Bristol to Acquire Stake in UniQure, Maker of First $1M Drug
This week in healthcare, a look at UnitedHealth’s 700 TB database, which enables a variety of business intelligence, data mining and online analytical processing tools and BMS aims to bring to the first million-dollar-drug to the U.S. market.
“Big data” is a growing trend — but what does one do with all that information? This article takes a look at big insurer UnitedHealth, which has “approximately 700 TB of structured and unstructured data.” According to UnitedHealth, as they process this data they use “advanced analytics to monitor fraud and waste and study clinical improvements, among other initiatives.”
Recently Bristol-Myers Squibb Co. announced that they would purchase a stake in million-dollar-drug maker UniQure. This venture would gain Bristol-Myers “access to UniQure’s proprietary therapy for congestive cardiac failure that’s intended to restore the heart’s ability to synthesize S100A1, a calcium sensor and master regulator of heart function. The companies will also work together on as many as nine additional gene-therapy targets.”

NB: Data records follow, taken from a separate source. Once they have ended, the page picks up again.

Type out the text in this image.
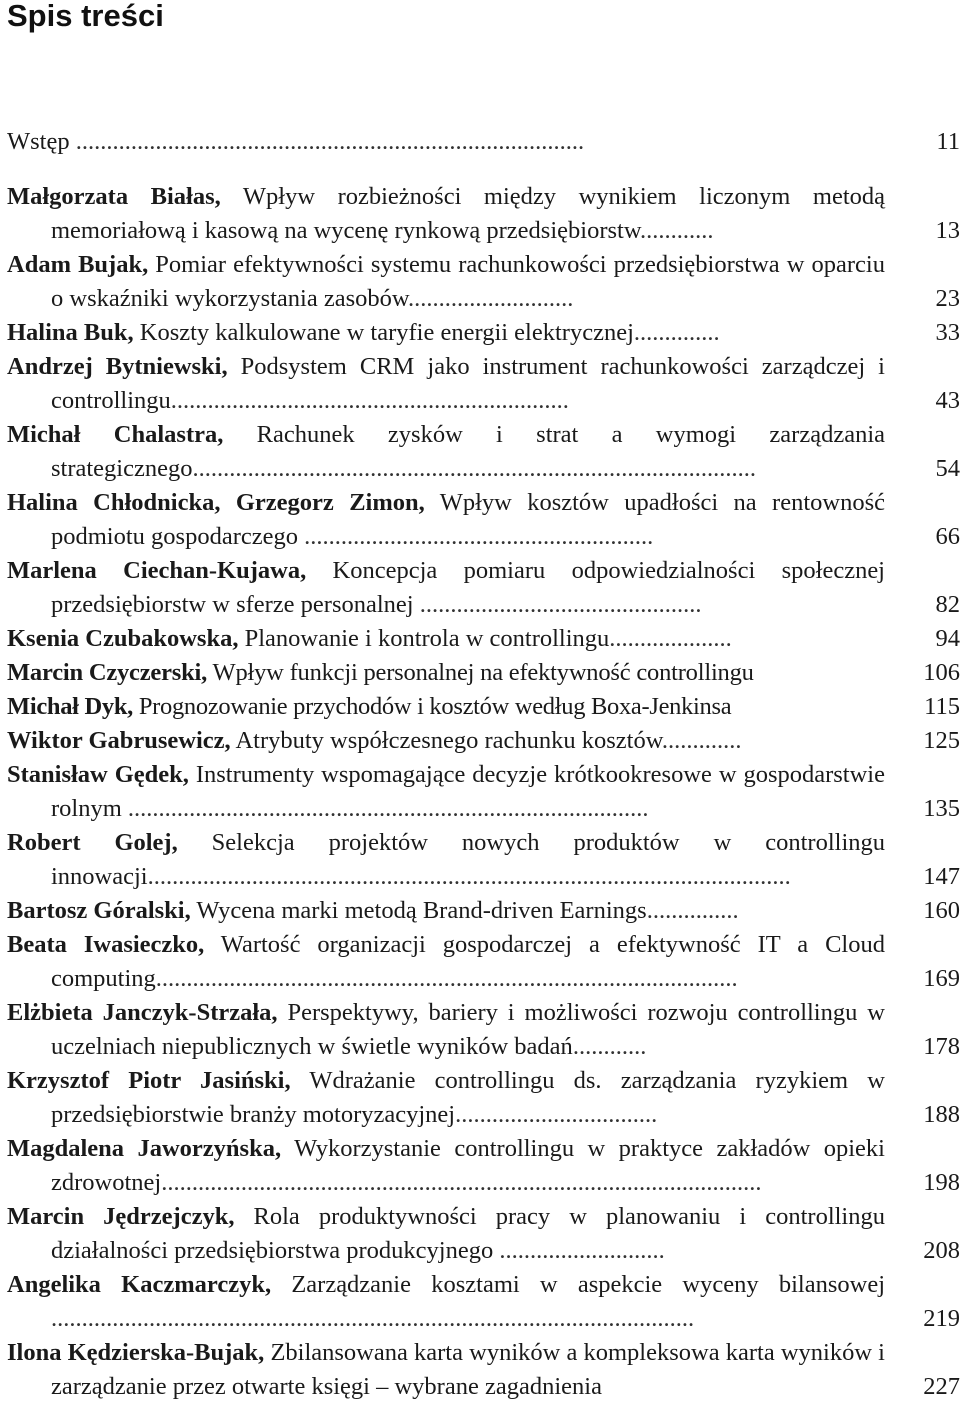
Spis treści
Wstęp ...................................................................................	11
Małgorzata Białas, Wpływ rozbieżności między wynikiem liczonym metodą memoriałową i kasową na wycenę rynkową przedsiębiorstw............	13
Adam Bujak, Pomiar efektywności systemu rachunkowości przedsiębiorstwa w oparciu o wskaźniki wykorzystania zasobów...........................	23
Halina Buk, Koszty kalkulowane w taryfie energii elektrycznej..............	33
Andrzej Bytniewski, Podsystem CRM jako instrument rachunkowości zarządczej i controllingu.................................................................	43
Michał Chalastra, Rachunek zysków i strat a wymogi zarządzania strategicznego............................................................................................	54
Halina Chłodnicka, Grzegorz Zimon, Wpływ kosztów upadłości na rentowność podmiotu gospodarczego .........................................................	66
Marlena Ciechan-Kujawa, Koncepcja pomiaru odpowiedzialności społecznej przedsiębiorstw w sferze personalnej ..............................................	82
Ksenia Czubakowska, Planowanie i kontrola w controllingu....................	94
Marcin Czyczerski, Wpływ funkcji personalnej na efektywność controllingu	106
Michał Dyk, Prognozowanie przychodów i kosztów według Boxa-Jenkinsa	115
Wiktor Gabrusewicz, Atrybuty współczesnego rachunku kosztów.............	125
Stanisław Gędek, Instrumenty wspomagające decyzje krótkookresowe w gospodarstwie rolnym .....................................................................................	135
Robert Golej, Selekcja projektów nowych produktów w controllingu innowacji.........................................................................................................	147
Bartosz Góralski, Wycena marki metodą Brand-driven Earnings...............	160
Beata Iwasieczko, Wartość organizacji gospodarczej a efektywność IT a Cloud computing...............................................................................................	169
Elżbieta Janczyk-Strzała, Perspektywy, bariery i możliwości rozwoju controllingu w uczelniach niepublicznych w świetle wyników badań............	178
Krzysztof Piotr Jasiński, Wdrażanie controllingu ds. zarządzania ryzykiem w przedsiębiorstwie branży motoryzacyjnej.................................	188
Magdalena Jaworzyńska, Wykorzystanie controllingu w praktyce zakładów opieki zdrowotnej..................................................................................................	198
Marcin Jędrzejczyk, Rola produktywności pracy w planowaniu i controllingu działalności przedsiębiorstwa produkcyjnego ...........................	208
Angelika Kaczmarczyk, Zarządzanie kosztami w aspekcie wyceny bilansowej .........................................................................................................	219
Ilona Kędzierska-Bujak, Zbilansowana karta wyników a kompleksowa karta wyników i zarządzanie przez otwarte księgi – wybrane zagadnienia	227
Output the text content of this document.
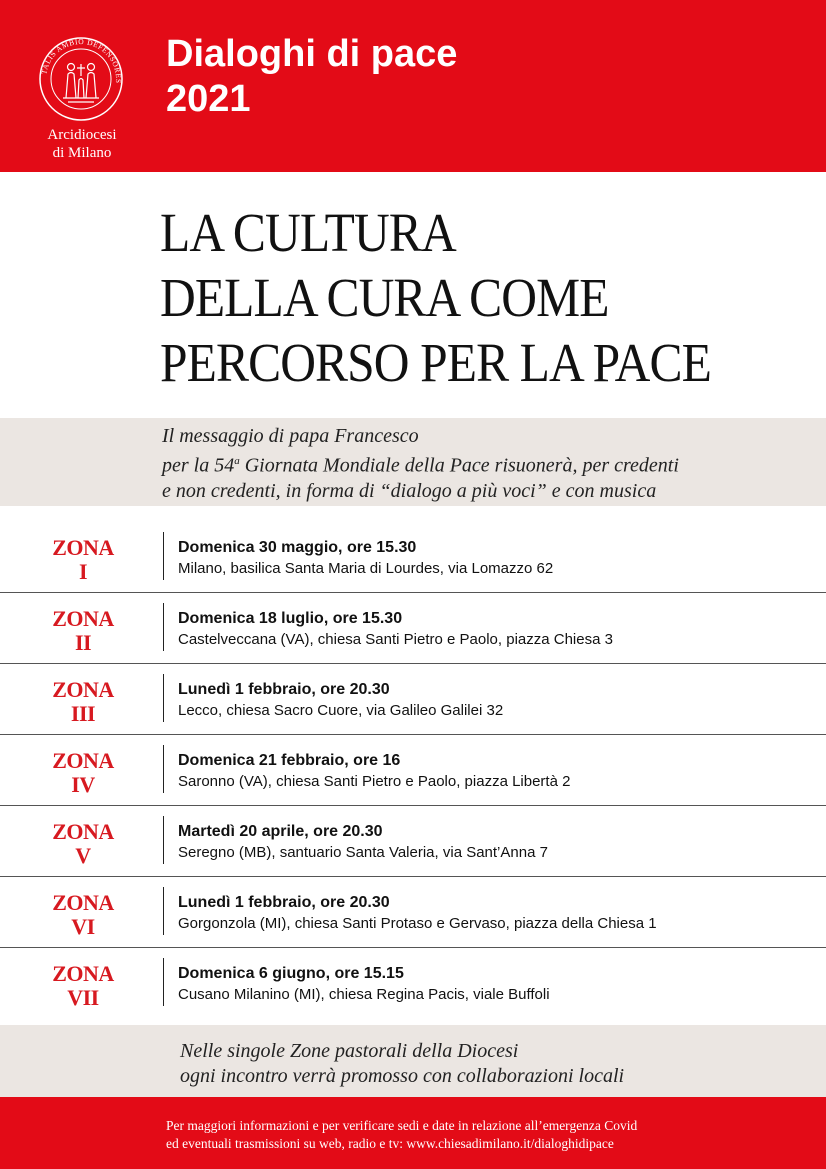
TALIS AMBIO DEFENSORES
Arcidiocesi
di Milano
Dialoghi di pace
2021
LA CULTURA
DELLA CURA COME
PERCORSO PER LA PACE
Il messaggio di papa Francesco
per la 54$^a$ Giornata Mondiale della Pace risuonerà, per credenti
e non credenti, in forma di “dialogo a più voci” e con musica
ZONA
I
Domenica 30 maggio, ore 15.30
Milano, basilica Santa Maria di Lourdes, via Lomazzo 62
ZONA
II
Domenica 18 luglio, ore 15.30
Castelveccana (VA), chiesa Santi Pietro e Paolo, piazza Chiesa 3
ZONA
III
Lunedì 1 febbraio, ore 20.30
Lecco, chiesa Sacro Cuore, via Galileo Galilei 32
ZONA
IV
Domenica 21 febbraio, ore 16
Saronno (VA), chiesa Santi Pietro e Paolo, piazza Libertà 2
ZONA
V
Martedì 20 aprile, ore 20.30
Seregno (MB), santuario Santa Valeria, via Sant’Anna 7
ZONA
VI
Lunedì 1 febbraio, ore 20.30
Gorgonzola (MI), chiesa Santi Protaso e Gervaso, piazza della Chiesa 1
ZONA
VII
Domenica 6 giugno, ore 15.15
Cusano Milanino (MI), chiesa Regina Pacis, viale Buffoli
Nelle singole Zone pastorali della Diocesi
ogni incontro verrà promosso con collaborazioni locali
Per maggiori informazioni e per verificare sedi e date in relazione all’emergenza Covid
ed eventuali trasmissioni su web, radio e tv: www.chiesadimilano.it/dialoghidipace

Medicaid, the “single largest source of health coverage in the United States,” has changed little since its inception in 1965. This Harvard Business Review article describes a Medicaid-specific collaboration that is attempting to reinvent Medicaid care delivery by offering extended hours, a “healthy start” assessment, and integration of behavioral and chronic care.
In the quest for new and more effective reimbursement models, some, including the National Academy for State Health Policy (NASHP), are turning to the medical home as a promising solution. According to a NASHP study, “the medical home model can provide a blueprint for further efforts, such as bundled payments and the accountable care organization (ACO).”
Now that the second round of open enrollment is complete, how have the state exchanges fared? Some better, some worse. For example, Maryland doubled its total number of enrollees this time around by adopting successful neighbor Connecticut’s quicker online platform. Vermont, however, somehow managed to enroll even fewer people than its first go-round.
In this ASCO Post video, taken after an NCCN panel discussion, Clifford Goodman and Peter B. Bach discuss the panel as well as the “affordability of cancer care, the “financial toxicities” of high drug prices, and what could and should be done about it.”
Last week, the National Cancer Institute (NCI), the American Cancer Society (ACS), and the North American Association of Central Cancer Registries (NAACCR) issued their joint “Annual Report to the Nation”. The report includes “a yearly update of cancer incidence (new cases) and mortality (death) rates” and a special section highlighting “the incidence of breast cancer subtypes by race, ethnicity, poverty level, and state.”
Medicare Payment Reform in Cancer Care Long Overdue
This MedPage Today article argues the need for Medicare payment reform is great and action by Congress is long overdue. “Punctuating the need for such reforms is the cumulative 20% in Medicare cuts levied against freestanding radiation oncology facilities in the last decade. Such deep cuts threaten the ability of community-based cancer centers to operate – let alone adopt new technologies and advance innovative care practices.”
It’s not here yet, but analysts are already debating the potential impact of the ACA’s so-called “Cadillac Tax,” a tax on plans “exceeding $10,200 for an individual and $27,500 for families” that will go into effect in 2018. According to FierceHealthPayer, this tax may affect as many as one in three employers. Experts worry that the tax may raise costs or cause hardship to American workers.